«Все равно ты — Федюха-краюха, а не красный командир».
Ничего не успел ей ответить Федя, потому что его буланый конь захохотал вдруг голосом наборщика дяди Пети и сказал его же голосом:
«Сейчас бы молочка парного. В горле от пыли — Сахара».
«Вот дурак, — возмутился Федя. — Нашел время о молоке говорить».
Но тут оркестр (оказывается, и оркестр был на улице и блестел всеми своими трубами) заиграл грозную песню, и улица запела так, что стекла в окнах задребезжали от удивления:
Весь мир насилья мы разрушим
До основанья, а зате-ем…
И Федя пел тоже:
Мы наш, мы новый мир построим-
Кто был ничем, тот станет всем!
Толпа размахивала флагами и кричала «ура». На заборе все сидела Любка-балаболка и держала в руках плакат: «Умрем или раздавим мировую контрреволюцию!» И откуда она его взяла?
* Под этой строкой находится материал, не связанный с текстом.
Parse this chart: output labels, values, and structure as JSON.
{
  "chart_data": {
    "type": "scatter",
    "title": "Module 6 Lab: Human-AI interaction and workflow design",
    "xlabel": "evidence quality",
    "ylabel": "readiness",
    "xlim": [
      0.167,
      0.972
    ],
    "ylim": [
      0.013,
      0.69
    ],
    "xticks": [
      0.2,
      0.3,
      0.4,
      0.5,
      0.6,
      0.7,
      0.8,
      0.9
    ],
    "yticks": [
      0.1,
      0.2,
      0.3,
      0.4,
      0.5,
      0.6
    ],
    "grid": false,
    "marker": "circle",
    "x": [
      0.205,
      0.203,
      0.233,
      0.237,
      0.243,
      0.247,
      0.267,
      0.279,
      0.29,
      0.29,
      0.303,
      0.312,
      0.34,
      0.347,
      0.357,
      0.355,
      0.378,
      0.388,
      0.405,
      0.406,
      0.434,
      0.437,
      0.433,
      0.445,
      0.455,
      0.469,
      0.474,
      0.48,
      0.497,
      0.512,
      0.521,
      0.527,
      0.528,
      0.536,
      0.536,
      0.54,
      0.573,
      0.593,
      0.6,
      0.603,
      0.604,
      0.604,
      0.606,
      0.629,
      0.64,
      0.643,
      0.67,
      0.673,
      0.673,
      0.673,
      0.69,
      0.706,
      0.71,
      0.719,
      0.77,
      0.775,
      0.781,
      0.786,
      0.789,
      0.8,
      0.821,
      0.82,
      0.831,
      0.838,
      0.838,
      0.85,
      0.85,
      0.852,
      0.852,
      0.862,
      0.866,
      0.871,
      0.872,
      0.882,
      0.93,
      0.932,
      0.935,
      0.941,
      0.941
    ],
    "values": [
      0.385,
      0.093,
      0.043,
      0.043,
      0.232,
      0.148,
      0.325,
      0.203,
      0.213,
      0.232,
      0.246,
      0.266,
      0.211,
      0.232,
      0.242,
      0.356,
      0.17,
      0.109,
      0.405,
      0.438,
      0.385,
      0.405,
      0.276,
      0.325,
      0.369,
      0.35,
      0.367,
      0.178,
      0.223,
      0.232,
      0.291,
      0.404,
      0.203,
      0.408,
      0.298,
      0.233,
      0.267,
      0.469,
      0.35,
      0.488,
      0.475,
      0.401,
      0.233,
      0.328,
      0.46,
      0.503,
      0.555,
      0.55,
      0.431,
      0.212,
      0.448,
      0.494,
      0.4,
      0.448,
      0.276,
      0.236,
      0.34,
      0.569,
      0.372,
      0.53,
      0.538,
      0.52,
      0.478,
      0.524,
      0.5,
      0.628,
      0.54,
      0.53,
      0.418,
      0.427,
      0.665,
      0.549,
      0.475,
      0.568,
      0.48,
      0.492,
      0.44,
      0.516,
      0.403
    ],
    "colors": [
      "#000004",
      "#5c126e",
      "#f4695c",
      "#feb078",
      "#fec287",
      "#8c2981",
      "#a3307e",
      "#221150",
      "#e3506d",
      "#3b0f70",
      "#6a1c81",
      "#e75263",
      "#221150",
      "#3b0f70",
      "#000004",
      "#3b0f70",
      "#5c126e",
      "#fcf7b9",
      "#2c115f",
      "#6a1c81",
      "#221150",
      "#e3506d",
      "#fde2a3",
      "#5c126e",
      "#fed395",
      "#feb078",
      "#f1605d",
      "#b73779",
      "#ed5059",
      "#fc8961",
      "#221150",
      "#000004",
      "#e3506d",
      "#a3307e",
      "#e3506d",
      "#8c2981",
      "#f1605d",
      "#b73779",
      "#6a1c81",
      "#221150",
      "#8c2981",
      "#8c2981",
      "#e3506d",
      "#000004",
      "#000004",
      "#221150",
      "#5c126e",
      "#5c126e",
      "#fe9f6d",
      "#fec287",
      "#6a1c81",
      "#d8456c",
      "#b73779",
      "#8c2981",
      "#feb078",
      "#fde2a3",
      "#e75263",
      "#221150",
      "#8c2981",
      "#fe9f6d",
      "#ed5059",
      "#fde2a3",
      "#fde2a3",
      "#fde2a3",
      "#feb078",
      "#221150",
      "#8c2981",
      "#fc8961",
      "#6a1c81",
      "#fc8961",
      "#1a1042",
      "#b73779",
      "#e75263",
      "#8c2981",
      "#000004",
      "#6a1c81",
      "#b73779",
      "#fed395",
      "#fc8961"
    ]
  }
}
А Федя гарцевал на буланом жеребце, и за ним шел его отряд, чеканя шаг, и папка рядом нес красное знамя. Отряд шел тяжело, согласно; вся земля содрогалась, и у Феди даже плечо запрыгало, а конь повернулся к нему и сказал отцовским голосом:
«Вставай! Вставай! Вставай!»
— Вставай! Вставай, Федюха! Пора.
Федя выпустил поводья буланого коня… и открыл глаза. Над ним наклонился отец.
— Ну и разоспался же ты!
Федя очумело посмотрел вокруг и чуть не заплакал: на стуле возле кровати лежали его залатанные штаны, черная ситцевая рубаха, а рядом стояли сизые от пыли башмаки и к тому же носок правого почему-то расщепился, и из него, как зубы, торчали деревянные гвозди.
«И зачем только разбудили», — подумал Федя.
Пили чай из желтого самовара. Его раньше Федя считал живым. Но это было очень давно. И теперь Федя знает, что самовар — это так, железяка, и все. От самовара пахло дымом, а солененьким и острым — от квашеной капусты; она серебряной горкой поднималась в миске.
— Сожрут нас спекулянты, — вздохнула мать.- Вон капуста-то семь рублей фунт на рынке. Вчера брала.
Отец хмурится:
— Потерпи! Раздавим контру, жизнь настоящая будет.
Федя жует черный хлеб с маленькими угольками в корке, чай с сахарином хлебает и на отца смотрит. Большой у него папа: в комнату войдет — в двери голову пригибать нужно. И сильный: Федю с мамой зараз поднимает — маму правой рукой, Федю — левой. А руки у него добрые, ласковые и почернелые от типографской краски.
— Сегодня, Федюха, можно тебе попозже явиться. Делов особых с утра не ожидается. На митинг к оружейникам пойдем.
— Пап, а про что митинг?
— Революционный комитет решил создать рабочий отряд. Деникин на Москву прет.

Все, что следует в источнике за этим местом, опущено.